Antes de as renderizações serem geradas em um computador, as empresas contratavam ilustradores especializados – Hugh Ferriss, de Nova York, era o mais famoso – para pintar à mão as dramáticas vistas em perspectiva usadas para vender um projeto não construído a um cliente ou a um júri de concurso. As representações a carvão de Ferriss dos arranha-céus recuados da década de 1920 moldaram a forma como uma época inteira imaginou a cidade moderna. O software de renderização digital eliminou o comércio quase completamente na década de 2000, e as ferramentas de imagem de IA assumiram desde então a maior parte do que restou.
O perspectivista já não existe como ofício vivo. Eis o que o apagou, e que profissão assumiu o trabalho.

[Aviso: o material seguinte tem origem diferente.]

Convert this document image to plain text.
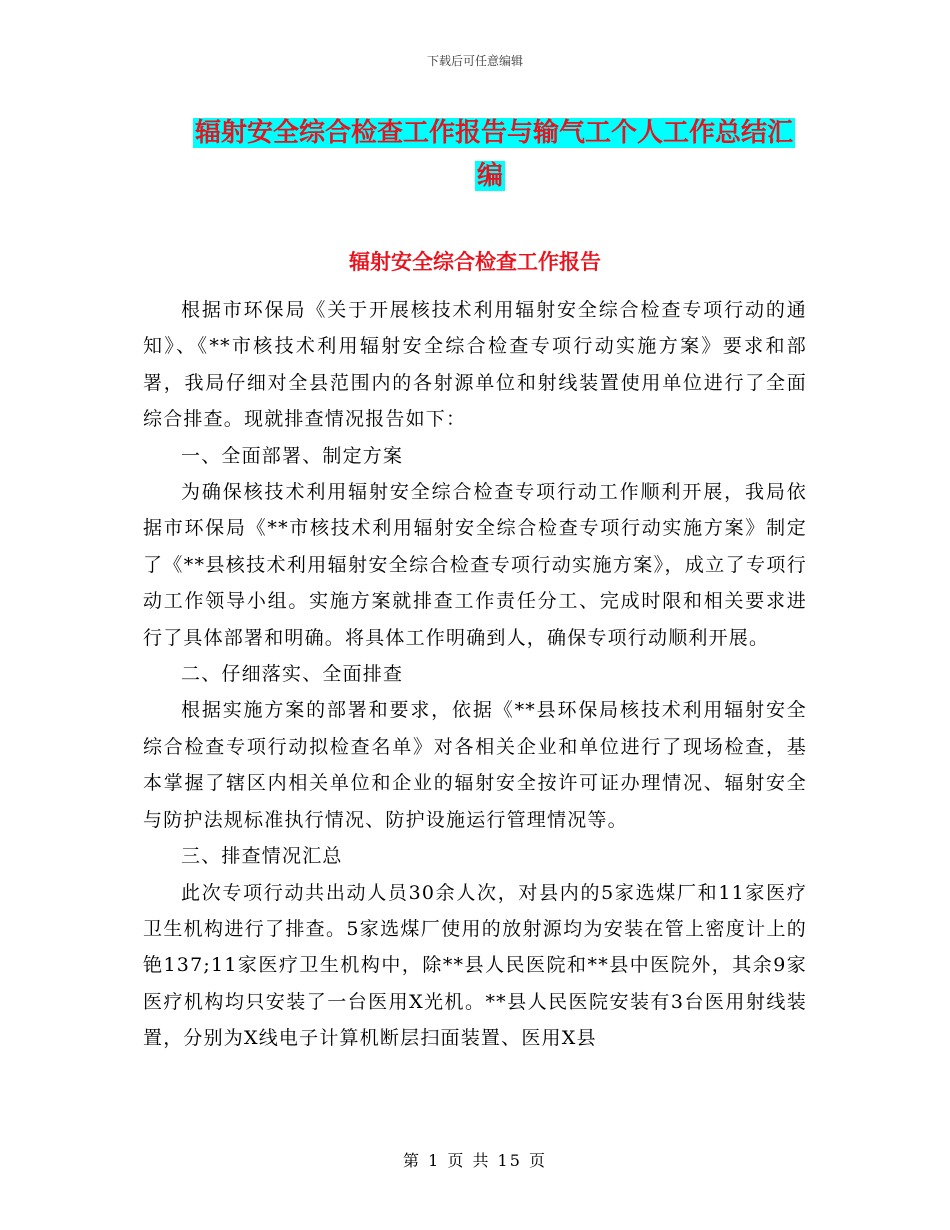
下载后可任意编辑
辐射安全综合检查工作报告与输气工个人工作总结汇
编
辐射安全综合检查工作报告

根据市环保局《关于开展核技术利用辐射安全综合检查专项行动的通知》、《**市核技术利用辐射安全综合检查专项行动实施方案》要求和部署，我局仔细对全县范围内的各射源单位和射线装置使用单位进行了全面综合排查。现就排查情况报告如下：

一、全面部署、制定方案

为确保核技术利用辐射安全综合检查专项行动工作顺利开展，我局依据市环保局《**市核技术利用辐射安全综合检查专项行动实施方案》制定了《**县核技术利用辐射安全综合检查专项行动实施方案》，成立了专项行动工作领导小组。实施方案就排查工作责任分工、完成时限和相关要求进行了具体部署和明确。将具体工作明确到人，确保专项行动顺利开展。

二、仔细落实、全面排查

根据实施方案的部署和要求，依据《**县环保局核技术利用辐射安全综合检查专项行动拟检查名单》对各相关企业和单位进行了现场检查，基本掌握了辖区内相关单位和企业的辐射安全按许可证办理情况、辐射安全与防护法规标准执行情况、防护设施运行管理情况等。

三、排查情况汇总

此次专项行动共出动人员30余人次，对县内的5家选煤厂和11家医疗卫生机构进行了排查。5家选煤厂使用的放射源均为安装在管上密度计上的铯137;11家医疗卫生机构中，除**县人民医院和**县中医院外，其余9家医疗机构均只安装了一台医用X光机。**县人民医院安装有3台医用射线装置，分别为X线电子计算机断层扫面装置、医用X县

第 1 页 共 15 页
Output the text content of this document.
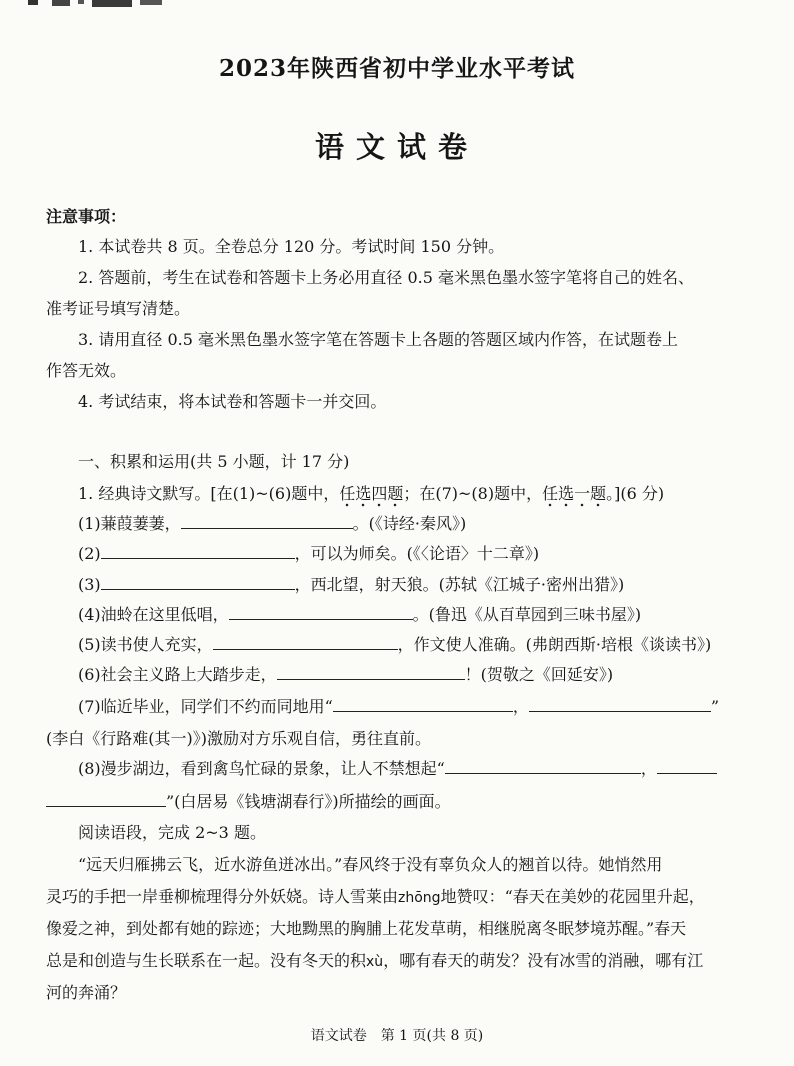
2023年陕西省初中学业水平考试
语文试卷
注意事项：
1. 本试卷共 8 页。全卷总分 120 分。考试时间 150 分钟。
2. 答题前，考生在试卷和答题卡上务必用直径 0.5 毫米黑色墨水签字笔将自己的姓名、
准考证号填写清楚。
3. 请用直径 0.5 毫米黑色墨水签字笔在答题卡上各题的答题区域内作答，在试题卷上
作答无效。
4. 考试结束，将本试卷和答题卡一并交回。
一、积累和运用(共 5 小题，计 17 分)
1. 经典诗文默写。[在(1)~(6)题中，任选四题；在(7)~(8)题中，任选一题。](6 分)
(1)蒹葭萋萋，	。(《诗经·秦风》)
(2)	，可以为师矣。(《〈论语〉十二章》)
(3)	，西北望，射天狼。(苏轼《江城子·密州出猎》)
(4)油蛉在这里低唱，	。(鲁迅《从百草园到三味书屋》)
(5)读书使人充实，	，作文使人准确。(弗朗西斯·培根《谈读书》)
(6)社会主义路上大踏步走，	！(贺敬之《回延安》)
(7)临近毕业，同学们不约而同地用“	，	”
(李白《行路难(其一)》)激励对方乐观自信，勇往直前。
(8)漫步湖边，看到禽鸟忙碌的景象，让人不禁想起“	，
”(白居易《钱塘湖春行》)所描绘的画面。
阅读语段，完成 2~3 题。
“远天归雁拂云飞，近水游鱼迸冰出。”春风终于没有辜负众人的翘首以待。她悄然用
灵巧的手把一岸垂柳梳理得分外妖娆。诗人雪莱由zhōng地赞叹：“春天在美妙的花园里升起，
像爱之神，到处都有她的踪迹；大地黝黑的胸脯上花发草萌，相继脱离冬眠梦境苏醒。”春天
总是和创造与生长联系在一起。没有冬天的积xù，哪有春天的萌发？没有冰雪的消融，哪有江
河的奔涌？
语文试卷　第 1 页(共 8 页)
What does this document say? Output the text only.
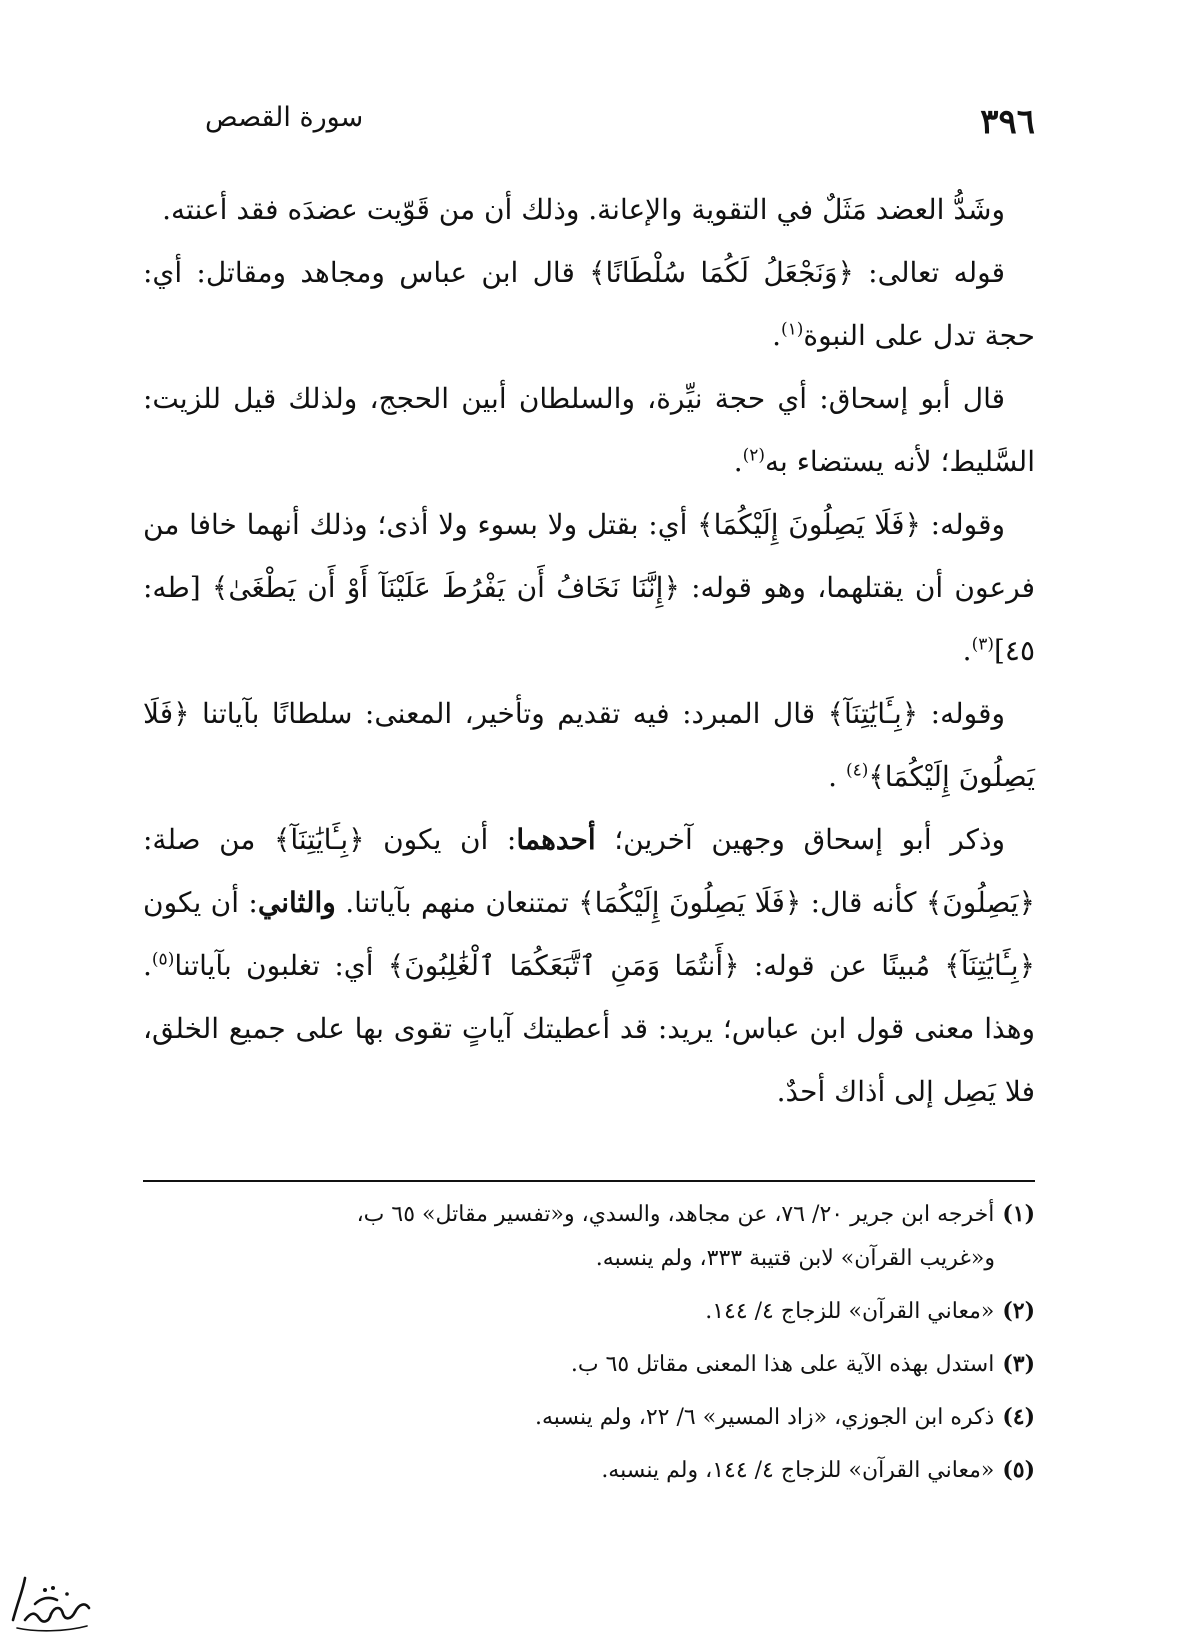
٣٩٦
سورة القصص

وشَدُّ العضد مَثَلٌ في التقوية والإعانة. وذلك أن من قَوّيت عضدَه فقد أعنته.

قوله تعالى: ﴿وَنَجْعَلُ لَكُمَا سُلْطَانًا﴾ قال ابن عباس ومجاهد ومقاتل: أي: حجة تدل على النبوة$^{(١)}$.

قال أبو إسحاق: أي حجة نيِّرة، والسلطان أبين الحجج، ولذلك قيل للزيت: السَّليط؛ لأنه يستضاء به$^{(٢)}$.

وقوله: ﴿فَلَا يَصِلُونَ إِلَيْكُمَا﴾ أي: بقتل ولا بسوء ولا أذى؛ وذلك أنهما خافا من فرعون أن يقتلهما، وهو قوله: ﴿إِنَّنَا نَخَافُ أَن يَفْرُطَ عَلَيْنَآ أَوْ أَن يَطْغَىٰ﴾ [طه: ٤٥]$^{(٣)}$.

وقوله: ﴿بِـَٔايَٰتِنَآ﴾ قال المبرد: فيه تقديم وتأخير، المعنى: سلطانًا بآياتنا ﴿فَلَا يَصِلُونَ إِلَيْكُمَا﴾$^{(٤)}$ .

وذكر أبو إسحاق وجهين آخرين؛ أحدهما: أن يكون ﴿بِـَٔايَٰتِنَآ﴾ من صلة: ﴿يَصِلُونَ﴾ كأنه قال: ﴿فَلَا يَصِلُونَ إِلَيْكُمَا﴾ تمتنعان منهم بآياتنا. والثاني: أن يكون ﴿بِـَٔايَٰتِنَآ﴾ مُبينًا عن قوله: ﴿أَنتُمَا وَمَنِ ٱتَّبَعَكُمَا ٱلْغَٰلِبُونَ﴾ أي: تغلبون بآياتنا$^{(٥)}$. وهذا معنى قول ابن عباس؛ يريد: قد أعطيتك آياتٍ تقوى بها على جميع الخلق، فلا يَصِل إلى أذاك أحدٌ.

(١)أخرجه ابن جرير ٢٠/ ٧٦، عن مجاهد، والسدي، و«تفسير مقاتل» ٦٥ ب،
و«غريب القرآن» لابن قتيبة ٣٣٣، ولم ينسبه.

(٢)«معاني القرآن» للزجاج ٤/ ١٤٤.

(٣)استدل بهذه الآية على هذا المعنى مقاتل ٦٥ ب.

(٤)ذكره ابن الجوزي، «زاد المسير» ٦/ ٢٢، ولم ينسبه.

(٥)«معاني القرآن» للزجاج ٤/ ١٤٤، ولم ينسبه.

Academias, ferro e profissão licenciada
Escolas de arquitetura e órgãos profissionais - o Royal Institute of British Architects (1834) e o American Institute of Architects (1857) entre eles - transformaram um comércio livre em uma profissão organizada com exames, ética e periódicos, enquanto novos materiais como ferro fundido e placas de vidro, vistos no Crystal Palace de Joseph Paxton em 1851, expandiram o que poderia ser construído. Em 1897, Illinois aprovou a primeira lei dos EUA tornando 'arquiteto' um título legalmente licenciado.
O que mais se passava então
Illinois aprova a primeira lei de licenciamento de arquitetura nos Estados Unidos, tornando 'arquiteto' um título legalmente protegido pela primeira vez e estabelecendo o modelo que outros estados adotarão nas próximas duas décadas.
Walter Gropius funda a Bauhaus, fundindo arquitetura, artesanato e design industrial em um currículo; fechado pela pressão nazista em 1933, seu corpo docente se espalha e leva o modernismo para o resto do mundo.
A Autodesk lança o AutoCAD para computadores desktop e o desenho auxiliado por computador começa a substituir a prancheta nas duas décadas seguintes – o primeiro passo em direção à prática totalmente digital de hoje.
O Museu Guggenheim de Bilbao, de Frank Gehry, abre com uma pele de titânio modelada no software aeroespacial CATIA, provando que a geometria não padronizada derivada computacionalmente pode ser construída dentro do orçamento - o início do design paramétrico convencional.
Onde esse trabalho vive agora
Projeta edifícios que devem permanecer de pé, atender ao código, agradar o cliente e custar a quantia certa - e então assume a responsabilidade legal se não o fizerem.